Erin Prater
Mon, August 15, 2022
Misha Friedman—Getty Images
JPMorgan CEO Jamie Dimon defended a brand of “woke capitalism” that turns words into action, on a Tuesday client call, saying that “society is worse off if we don’t lift up everybody.”
“You can ignore the bad part of society—not hire from them, not drive through parts of town,” said Dimon, as reported by Yahoo! Finance. “I think it is a mistake because our society is worse off if we don’t lift up everybody. It is far more than ‘woke capitalism.’ It is a good thing to lift up our fellow citizens.”
If young people ages 17 to 25 have a 20% unemployment rate, “you can be sure you’re going to have a social problem,” he said. “Jobs bring dignity, household formation. Jobs reduce crime. Everybody should try to help if they can.”
The July unemployment rate for young people ages 16 to 19 was 3.5%, according to the U.S. Bureau of Labor Statistics. The rate for ages 20 to 24 was 6.4%.
The term “woke capitalism” was coined by New York Times opinion columnist Ross Douthat in the mid-2010s. While the term means slightly different things to different people, it generally refers to corporations that signal their support for social issues like same-sex marriage and environmental protection, but perhaps don’t take their advocacy further.
In a 2020 piece in The Atlantic, writer Helen Lewis criticized woke capitalism, saying its “iron law” is “Better to have something you can point to and say, ‘Aren't we progressive?’ than to think about the real problem.”
A good example, according to Lewis: diversity training, which “offers the minimum possible disruption to your power structures. Don’t change the board; just get your existing employees to sit through a seminar.”
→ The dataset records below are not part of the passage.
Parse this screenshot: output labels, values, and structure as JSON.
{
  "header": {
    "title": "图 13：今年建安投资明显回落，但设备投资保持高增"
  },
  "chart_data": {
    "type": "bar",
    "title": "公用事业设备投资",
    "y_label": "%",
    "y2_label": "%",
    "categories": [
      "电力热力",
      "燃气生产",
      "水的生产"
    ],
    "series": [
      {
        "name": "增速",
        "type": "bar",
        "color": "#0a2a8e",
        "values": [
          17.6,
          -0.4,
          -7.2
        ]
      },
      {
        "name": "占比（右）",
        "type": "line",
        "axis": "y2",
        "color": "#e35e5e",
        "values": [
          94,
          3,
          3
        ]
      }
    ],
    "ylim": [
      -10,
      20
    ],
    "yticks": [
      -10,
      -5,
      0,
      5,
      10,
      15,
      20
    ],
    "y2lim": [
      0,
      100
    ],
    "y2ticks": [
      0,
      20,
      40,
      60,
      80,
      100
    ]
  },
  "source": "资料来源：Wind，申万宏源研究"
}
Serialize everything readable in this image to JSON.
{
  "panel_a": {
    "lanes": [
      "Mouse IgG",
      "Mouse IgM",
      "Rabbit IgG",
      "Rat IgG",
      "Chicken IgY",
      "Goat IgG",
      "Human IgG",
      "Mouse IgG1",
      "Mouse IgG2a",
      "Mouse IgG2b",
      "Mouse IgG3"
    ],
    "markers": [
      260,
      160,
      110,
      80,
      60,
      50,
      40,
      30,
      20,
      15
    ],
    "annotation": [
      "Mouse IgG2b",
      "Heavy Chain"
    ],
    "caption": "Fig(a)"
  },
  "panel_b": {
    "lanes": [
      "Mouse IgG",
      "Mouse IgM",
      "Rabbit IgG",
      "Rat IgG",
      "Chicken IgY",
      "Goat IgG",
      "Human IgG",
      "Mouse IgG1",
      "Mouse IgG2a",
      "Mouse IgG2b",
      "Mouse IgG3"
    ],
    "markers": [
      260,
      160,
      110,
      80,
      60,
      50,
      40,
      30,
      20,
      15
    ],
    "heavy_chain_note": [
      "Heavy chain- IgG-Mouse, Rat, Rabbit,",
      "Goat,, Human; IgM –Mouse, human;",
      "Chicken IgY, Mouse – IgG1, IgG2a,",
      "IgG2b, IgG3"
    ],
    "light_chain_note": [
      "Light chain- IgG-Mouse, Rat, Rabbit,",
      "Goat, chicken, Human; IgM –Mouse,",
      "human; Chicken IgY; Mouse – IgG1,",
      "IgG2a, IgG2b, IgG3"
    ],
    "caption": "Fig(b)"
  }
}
“The only question I want to ask big companies who claim to be ‘empowering the female leaders of the future’ is this one: ‘Do you have on-site child care?’” she wrote. “You can have all the summits and power breakfasts you want, but unless you address the real problems holding working parents back, then it’s all window dressing.”
JPMorgan Chase CEO Jamie Dimon blasted working from home and Zoom as “management by Hollywood Squares,” using the dated TV show reference on a call with the bank’s wealthy clients last week to reiterate his long-held preference that workers return to the office, Yahoo Finance reports.
Dimon argued on the Tuesday call that remote work creates a working environment that’s less honest and more prone to procrastination. “A lot of people at home are texting each other, sometimes saying what a jerk that person is,” said Dimon. (His Hollywood Squares comment referred to the decades-old game show—that’s no longer in production—in which celebrities sat in a three-by-three grid to answer questions from contestants.)
Dimon’s remarks come as the tussle between management and employees on a return to the office heats up and a possible economic slowdown threatens to erode employees’ leverage to stay home.
In the past, Dimon has said that work-from-home is a poor fit for JPMorgan’s employees. Last year, he argued that remote work “doesn’t work for people who want to hustle, doesn’t work for culture, doesn’t work for idea generation."
In a shareholder letter released earlier this year, the bank said that it expected half its employees to return to the office full-time, with an additional 40% working in a hybrid system. JPMorgan is reportedly tracking ID card swipes in order to ensure compliance with the new policy and monitoring the time employees spend on Zoom and email in order to better measure productivity.
On Tuesday, Dimon rolled out a new argument in his battle against working from home: that it damages the U.S. drive for diversity.
Dimon called the office a “rainbow room” and said that workers who stayed home were denying themselves “opportunities to meet other people.” The JPMorgan CEO argued that “if you live in certain parts of our country and go eat out there, it is all white,” meaning remote workers may end up having a more uniform experience than if they traveled into work.
Studies report that minorities, especially Black and Hispanic workers, are teleworking at lower rates than white workers. One April study from the U.S. Centers for Disease Control and Prevention found that 19% of Black and 14% of Hispanic workers engaged in telework, compared with 24% of white workers and 38% of Asian workers. The CDC study argues that the difference stemmed from lower rates of college education among minority populations, as well as overrepresentation of Black and Hispanic workers in jobs that don’t allow for remote work.
A survey from the Society for Human Resource Management last September reported that half of Black office workers wanted to work from home, compared with 39% of white workers and 29% of Hispanic workers.
CEOs, real estate developers, and even city mayors have called for workers to return to the office. Developer Stephen Ross predicted in June that a recession might make “people fear that they might not have a job, [and] that will bring people back to the office.” But workers want to stay home. The Slack-funded Future Forum found in July that only one in five knowledge workers wanted to return to the office, a record low.
Nationally, office occupancy rates are hovering around 43%, according to Kastle Systems, a security company.